Gli allenatori sono come i manager di grandi imprese moderne e il loro messaggio costante alla squadra dev’essere: “ nessuno di noi è forte come tutti noi”. Non sono nè amici nè fratelli maggiori, non devono essere per forza simpatici, non sono il secondo padre che deve capire e perdonare le marachelle dei figli: così raggiungerebbero soltanto l’effetto opposto. Non devono neanche essere simpatici.

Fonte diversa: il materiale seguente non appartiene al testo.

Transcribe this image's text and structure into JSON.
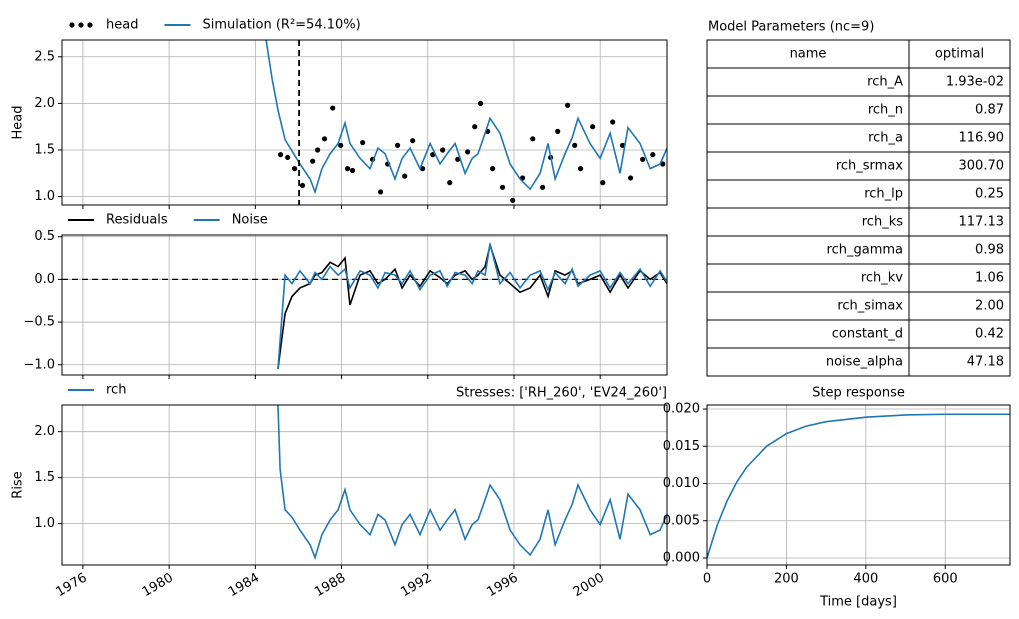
{
  "chart_data": [
    {
      "type": "line",
      "ylabel": "Head",
      "legend": "above",
      "grid": true,
      "xticklabels": false,
      "xlim": [
        1975.03,
        2003.1
      ],
      "ylim": [
        0.91,
        2.68
      ],
      "xticks": [
        1976,
        1980,
        1984,
        1988,
        1992,
        1996,
        2000
      ],
      "yticks": [
        {
          "value": 1.0,
          "label": "1.0"
        },
        1.5,
        {
          "value": 2.0,
          "label": "2.0"
        },
        2.5
      ],
      "vline": 1986.03,
      "series": [
        {
          "name": "head",
          "color": "#000000",
          "marker": "dot",
          "x": [
            1985.17,
            1985.5,
            1985.82,
            1986.19,
            1986.66,
            1986.89,
            1987.21,
            1987.59,
            1987.96,
            1988.28,
            1988.51,
            1988.98,
            1989.44,
            1989.81,
            1990.14,
            1990.6,
            1990.93,
            1991.3,
            1991.76,
            1992.23,
            1992.69,
            1993.02,
            1993.39,
            1993.85,
            1994.18,
            1994.45,
            1994.78,
            1995.01,
            1995.47,
            1995.94,
            1996.4,
            1996.87,
            1997.33,
            1997.7,
            1998.03,
            1998.49,
            1998.82,
            1999.09,
            1999.65,
            2000.12,
            2000.58,
            2001.04,
            2001.41,
            2001.97,
            2002.44,
            2002.9
          ],
          "values": [
            1.45,
            1.42,
            1.3,
            1.12,
            1.38,
            1.5,
            1.62,
            1.95,
            1.55,
            1.3,
            1.28,
            1.58,
            1.4,
            1.05,
            1.35,
            1.55,
            1.22,
            1.6,
            1.3,
            1.45,
            1.5,
            1.15,
            1.4,
            1.48,
            1.75,
            2.0,
            1.7,
            1.3,
            1.1,
            0.96,
            1.2,
            1.62,
            1.1,
            1.42,
            1.7,
            1.98,
            1.55,
            1.3,
            1.75,
            1.15,
            1.8,
            1.55,
            1.2,
            1.4,
            1.45,
            1.35
          ]
        },
        {
          "name": "Simulation (R²=54.10%)",
          "color": "#1f77b4",
          "x": [
            1984.5,
            1984.78,
            1985.05,
            1985.38,
            1985.7,
            1986.07,
            1986.54,
            1986.77,
            1987.09,
            1987.47,
            1987.84,
            1988.16,
            1988.39,
            1988.86,
            1989.32,
            1989.69,
            1990.02,
            1990.48,
            1990.81,
            1991.18,
            1991.64,
            1992.11,
            1992.57,
            1992.9,
            1993.27,
            1993.73,
            1994.06,
            1994.33,
            1994.66,
            1994.89,
            1995.35,
            1995.82,
            1996.28,
            1996.75,
            1997.21,
            1997.58,
            1997.91,
            1998.37,
            1998.7,
            1998.97,
            1999.53,
            2000.0,
            2000.46,
            2000.92,
            2001.29,
            2001.85,
            2002.32,
            2002.78,
            2003.1
          ],
          "values": [
            2.68,
            2.26,
            1.93,
            1.61,
            1.49,
            1.35,
            1.19,
            1.05,
            1.3,
            1.46,
            1.57,
            1.79,
            1.57,
            1.41,
            1.3,
            1.52,
            1.46,
            1.19,
            1.41,
            1.52,
            1.3,
            1.57,
            1.35,
            1.46,
            1.57,
            1.25,
            1.41,
            1.46,
            1.68,
            1.84,
            1.68,
            1.35,
            1.19,
            1.08,
            1.25,
            1.57,
            1.19,
            1.46,
            1.63,
            1.84,
            1.57,
            1.41,
            1.68,
            1.25,
            1.74,
            1.57,
            1.3,
            1.35,
            1.52
          ]
        }
      ]
    },
    {
      "type": "line",
      "legend": "above",
      "grid": true,
      "xticklabels": false,
      "xlim": [
        1975.03,
        2003.1
      ],
      "ylim": [
        -1.12,
        0.52
      ],
      "xticks": [
        1976,
        1980,
        1984,
        1988,
        1992,
        1996,
        2000
      ],
      "yticks": [
        {
          "value": -1.0,
          "label": "−1.0"
        },
        {
          "value": -0.5,
          "label": "−0.5"
        },
        {
          "value": 0.0,
          "label": "0.0"
        },
        0.5
      ],
      "hline": 0,
      "x": [
        1985.05,
        1985.38,
        1985.7,
        1986.07,
        1986.54,
        1986.77,
        1987.09,
        1987.47,
        1987.84,
        1988.16,
        1988.39,
        1988.86,
        1989.32,
        1989.69,
        1990.02,
        1990.48,
        1990.81,
        1991.18,
        1991.64,
        1992.11,
        1992.57,
        1992.9,
        1993.27,
        1993.73,
        1994.06,
        1994.33,
        1994.66,
        1994.89,
        1995.35,
        1995.82,
        1996.28,
        1996.75,
        1997.21,
        1997.58,
        1997.91,
        1998.37,
        1998.7,
        1998.97,
        1999.53,
        2000.0,
        2000.46,
        2000.92,
        2001.29,
        2001.85,
        2002.32,
        2002.78,
        2003.1
      ],
      "series": [
        {
          "name": "Residuals",
          "color": "#000000",
          "values": [
            -1.05,
            -0.4,
            -0.2,
            -0.1,
            -0.05,
            0.05,
            0.08,
            0.2,
            0.15,
            0.25,
            -0.3,
            0.05,
            0.1,
            -0.05,
            0.0,
            0.12,
            -0.1,
            0.05,
            -0.08,
            0.1,
            0.02,
            -0.05,
            0.05,
            0.1,
            0.0,
            0.05,
            0.15,
            0.4,
            0.05,
            -0.05,
            -0.15,
            -0.1,
            0.05,
            -0.2,
            0.1,
            0.05,
            0.1,
            -0.05,
            0.0,
            0.05,
            -0.15,
            0.05,
            -0.1,
            0.1,
            0.0,
            0.08,
            -0.05
          ]
        },
        {
          "name": "Noise",
          "color": "#1f77b4",
          "values": [
            -1.05,
            0.05,
            -0.05,
            0.1,
            -0.05,
            0.08,
            0.0,
            0.15,
            0.05,
            0.12,
            -0.1,
            0.1,
            0.05,
            -0.1,
            0.08,
            0.05,
            -0.05,
            0.1,
            -0.12,
            0.05,
            0.1,
            -0.08,
            0.08,
            0.05,
            -0.05,
            0.1,
            0.05,
            0.42,
            -0.05,
            0.08,
            -0.1,
            0.05,
            0.1,
            -0.12,
            0.08,
            -0.05,
            0.12,
            -0.08,
            0.05,
            0.1,
            -0.1,
            0.08,
            -0.05,
            0.12,
            -0.08,
            0.1,
            -0.03
          ]
        }
      ]
    },
    {
      "type": "line",
      "ylabel": "Rise",
      "legend": "above",
      "grid": true,
      "xtick_rotation": 30,
      "title": "Stresses: ['RH_260', 'EV24_260']",
      "title_loc": "right",
      "xlim": [
        1975.03,
        2003.1
      ],
      "ylim": [
        0.55,
        2.29
      ],
      "xticks": [
        1976,
        1980,
        1984,
        1988,
        1992,
        1996,
        2000
      ],
      "yticks": [
        {
          "value": 1.0,
          "label": "1.0"
        },
        1.5,
        {
          "value": 2.0,
          "label": "2.0"
        }
      ],
      "series": [
        {
          "name": "rch",
          "color": "#1f77b4",
          "x": [
            1985.05,
            1985.15,
            1985.38,
            1985.7,
            1986.07,
            1986.54,
            1986.77,
            1987.09,
            1987.47,
            1987.84,
            1988.16,
            1988.39,
            1988.86,
            1989.32,
            1989.69,
            1990.02,
            1990.48,
            1990.81,
            1991.18,
            1991.64,
            1992.11,
            1992.57,
            1992.9,
            1993.27,
            1993.73,
            1994.06,
            1994.33,
            1994.66,
            1994.89,
            1995.35,
            1995.82,
            1996.28,
            1996.75,
            1997.21,
            1997.58,
            1997.91,
            1998.37,
            1998.7,
            1998.97,
            1999.53,
            2000.0,
            2000.46,
            2000.92,
            2001.29,
            2001.85,
            2002.32,
            2002.78,
            2003.1
          ],
          "values": [
            2.29,
            1.59,
            1.15,
            1.07,
            0.93,
            0.77,
            0.63,
            0.88,
            1.04,
            1.15,
            1.37,
            1.15,
            0.99,
            0.88,
            1.1,
            1.04,
            0.77,
            0.99,
            1.1,
            0.88,
            1.15,
            0.93,
            1.04,
            1.15,
            0.83,
            0.99,
            1.04,
            1.26,
            1.42,
            1.26,
            0.93,
            0.77,
            0.66,
            0.83,
            1.15,
            0.77,
            1.04,
            1.21,
            1.42,
            1.15,
            0.99,
            1.26,
            0.83,
            1.32,
            1.15,
            0.88,
            0.93,
            1.1
          ]
        }
      ]
    },
    {
      "type": "line",
      "title": "Step response",
      "title_loc": "center",
      "xlabel": "Time [days]",
      "grid": true,
      "color": "#1f77b4",
      "xlim": [
        0,
        763
      ],
      "ylim": [
        -0.00094,
        0.02054
      ],
      "xticks": [
        0,
        200,
        400,
        600
      ],
      "yticks": [
        {
          "value": 0.0,
          "label": "0.000"
        },
        {
          "value": 0.005,
          "label": "0.005"
        },
        {
          "value": 0.01,
          "label": "0.010"
        },
        {
          "value": 0.015,
          "label": "0.015"
        },
        {
          "value": 0.02,
          "label": "0.020"
        }
      ],
      "x": [
        0,
        25,
        50,
        75,
        100,
        150,
        200,
        250,
        300,
        400,
        500,
        600,
        763
      ],
      "values": [
        0,
        0.0043,
        0.0076,
        0.0102,
        0.0122,
        0.015,
        0.0167,
        0.0177,
        0.0183,
        0.0189,
        0.0192,
        0.0193,
        0.0193
      ]
    }
  ],
  "table": {
    "title": "Model Parameters (nc=9)",
    "columns": [
      "name",
      "optimal"
    ],
    "rows": [
      [
        "rch_A",
        "1.93e-02"
      ],
      [
        "rch_n",
        "0.87"
      ],
      [
        "rch_a",
        "116.90"
      ],
      [
        "rch_srmax",
        "300.70"
      ],
      [
        "rch_lp",
        "0.25"
      ],
      [
        "rch_ks",
        "117.13"
      ],
      [
        "rch_gamma",
        "0.98"
      ],
      [
        "rch_kv",
        "1.06"
      ],
      [
        "rch_simax",
        "2.00"
      ],
      [
        "constant_d",
        "0.42"
      ],
      [
        "noise_alpha",
        "47.18"
      ]
    ]
  }
}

Gli allenatori sono i professionisti incaricati di far rendere la meglio i giocatori di tirare fuori al massimo le capacità, di farle diventare un’unica forza morale e tecnica, per raggiungere l’unico obiettivo che conta. Vincere. E i giocatori stessi se ne rendono conto.
Qualcuno forse pensa che nei successi non siano determinanti Guardiola, Mourinho, Capello, Ancelotti, Ferguson lo stesso Guidolin con squadre oggettivamente meno forti? O che l’impronta di Allegri, Mazzarri e Conte oggi non sia innegabile e decisiva, per Milan, Napoli e Juve? Possibile che queste guide tecniche contino soltanto il 15-20%? ”

Un allenatore, come dice Dan Peterson, è il punto di riferimento per ogni singolo giocatore. Ha rapporti con tutti. Lui è anche “donatore di sangue” per i singoli, che vengono da lui per “trasfusioni” di fiducia, sicurezza, energia.

Ecco perchè sono sempre più convinto che l’allenatore moderno deve avere sempre più una formazione completa e di alto profilo. Concludo questo articolo con la frase che l’allenatore più famoso e leggendario della terra Sir Alex Ferguson dice ai propri giocatori prima di scendere in campo: “Enjoy your game”. Cioè “Godete la vostra partita”.
Questo è il grande Mister o Coach: schiettezza, semplicità, genio.